In the shower this morning my mind was wandering. I was thinking back through this whole IF/RPL road. I had little moments and snippets of memories float in and out. On the floor crying and bleeding knowing I was losing my dream. In the RE’s office waiting for yet another IVF cycle to start. Standing in the grocery store next to the milk and hearing ‘sorry it was negative’ for yet another time. So many moments all strung together. It felt so momentous, it felt like it was all so many lifetimes and it felt so unsurmountable at the time.
Then I did the the math and realized it ‘only’ took me a year and a half of IVF for my miracle toddler and two and a half years of IVf/ DE for this current ‘P’. Yes that included a lot of crap and money and bad news and anguish but it wasn’t that long in comparison to many. I have a friend going on her fourth year in pursuit of her first child. Now that must be a special kind of hell. I know of some bloggers going into year seven or even ten trying to find that first and probably only little soul to join their family. How you carry on and even stay positive and so often gracious eludes me.
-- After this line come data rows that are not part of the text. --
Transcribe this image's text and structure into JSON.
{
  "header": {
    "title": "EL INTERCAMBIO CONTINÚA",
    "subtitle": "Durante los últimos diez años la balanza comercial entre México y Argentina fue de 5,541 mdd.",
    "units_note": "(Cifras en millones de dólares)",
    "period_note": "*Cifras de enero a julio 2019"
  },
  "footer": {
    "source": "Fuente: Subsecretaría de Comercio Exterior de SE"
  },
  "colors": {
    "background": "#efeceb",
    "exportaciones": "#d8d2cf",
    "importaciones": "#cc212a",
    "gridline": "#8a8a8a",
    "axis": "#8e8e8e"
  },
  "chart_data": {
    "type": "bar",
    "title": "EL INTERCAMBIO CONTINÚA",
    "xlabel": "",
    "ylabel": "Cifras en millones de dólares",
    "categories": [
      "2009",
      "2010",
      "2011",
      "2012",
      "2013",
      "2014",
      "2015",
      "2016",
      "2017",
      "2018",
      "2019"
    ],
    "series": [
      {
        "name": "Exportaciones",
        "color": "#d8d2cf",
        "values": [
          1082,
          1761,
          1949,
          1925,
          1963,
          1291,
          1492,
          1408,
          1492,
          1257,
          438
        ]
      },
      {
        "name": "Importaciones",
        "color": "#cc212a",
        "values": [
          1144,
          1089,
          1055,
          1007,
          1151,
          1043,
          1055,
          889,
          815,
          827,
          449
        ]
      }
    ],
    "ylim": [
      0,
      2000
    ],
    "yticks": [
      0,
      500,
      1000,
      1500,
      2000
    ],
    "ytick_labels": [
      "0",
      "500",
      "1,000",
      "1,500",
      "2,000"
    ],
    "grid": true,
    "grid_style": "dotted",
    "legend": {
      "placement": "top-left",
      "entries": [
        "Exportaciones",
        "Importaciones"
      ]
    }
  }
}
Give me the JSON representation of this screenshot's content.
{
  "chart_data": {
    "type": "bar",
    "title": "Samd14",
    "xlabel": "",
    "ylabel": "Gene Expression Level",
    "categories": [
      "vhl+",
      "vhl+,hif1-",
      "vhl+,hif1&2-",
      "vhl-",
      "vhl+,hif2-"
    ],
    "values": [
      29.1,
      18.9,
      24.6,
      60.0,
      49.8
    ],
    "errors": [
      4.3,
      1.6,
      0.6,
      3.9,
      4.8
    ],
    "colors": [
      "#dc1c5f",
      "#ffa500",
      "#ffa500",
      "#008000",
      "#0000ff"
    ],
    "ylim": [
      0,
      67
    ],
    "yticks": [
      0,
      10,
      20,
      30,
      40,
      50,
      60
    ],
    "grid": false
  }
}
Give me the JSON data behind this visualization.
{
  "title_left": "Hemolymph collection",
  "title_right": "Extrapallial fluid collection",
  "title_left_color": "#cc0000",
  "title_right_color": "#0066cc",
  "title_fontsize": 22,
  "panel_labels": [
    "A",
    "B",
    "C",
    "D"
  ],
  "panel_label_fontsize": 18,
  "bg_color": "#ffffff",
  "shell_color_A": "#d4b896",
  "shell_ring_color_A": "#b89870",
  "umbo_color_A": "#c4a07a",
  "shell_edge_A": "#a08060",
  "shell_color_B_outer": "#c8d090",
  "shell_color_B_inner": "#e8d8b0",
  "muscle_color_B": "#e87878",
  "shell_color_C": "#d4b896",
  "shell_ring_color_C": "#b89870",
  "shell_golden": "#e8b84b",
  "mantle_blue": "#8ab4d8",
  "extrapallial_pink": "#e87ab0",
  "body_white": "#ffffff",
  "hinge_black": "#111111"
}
The realization of all of this struck me. You see, I admit I feel such pride that I have been able to keep my joy and optimism through most of this. I feel strength in my ability to keep fighting and to keep choosing happiness. But you see, I haven’t been truly tested like so many others. How does it feel to be in year four or five or even freaking ten without a child? How do you hang onto hope and joy after loss four or five? I can’t even begin to imagine.
I guess where I am headed with this is I am humbled by what felt like the hardest dang road to travel but might sound like an easy path to others. I have no idea why the world of IF/RPL is endlessly cruel to some and seemingly short lived to others. I am amazed by the strength it takes to have to battle this for as long as some do. I imagine for those fighting so hard and for so long the ability to stay hopeful and joyful is near impossible. It just comes down to survival and to protecting yourself and to finding a way to put one foot in front of the other. I imagine the longer this goes on the more irrevocably people change. I only hope that the eventual joy or peace is that much more magnified as well.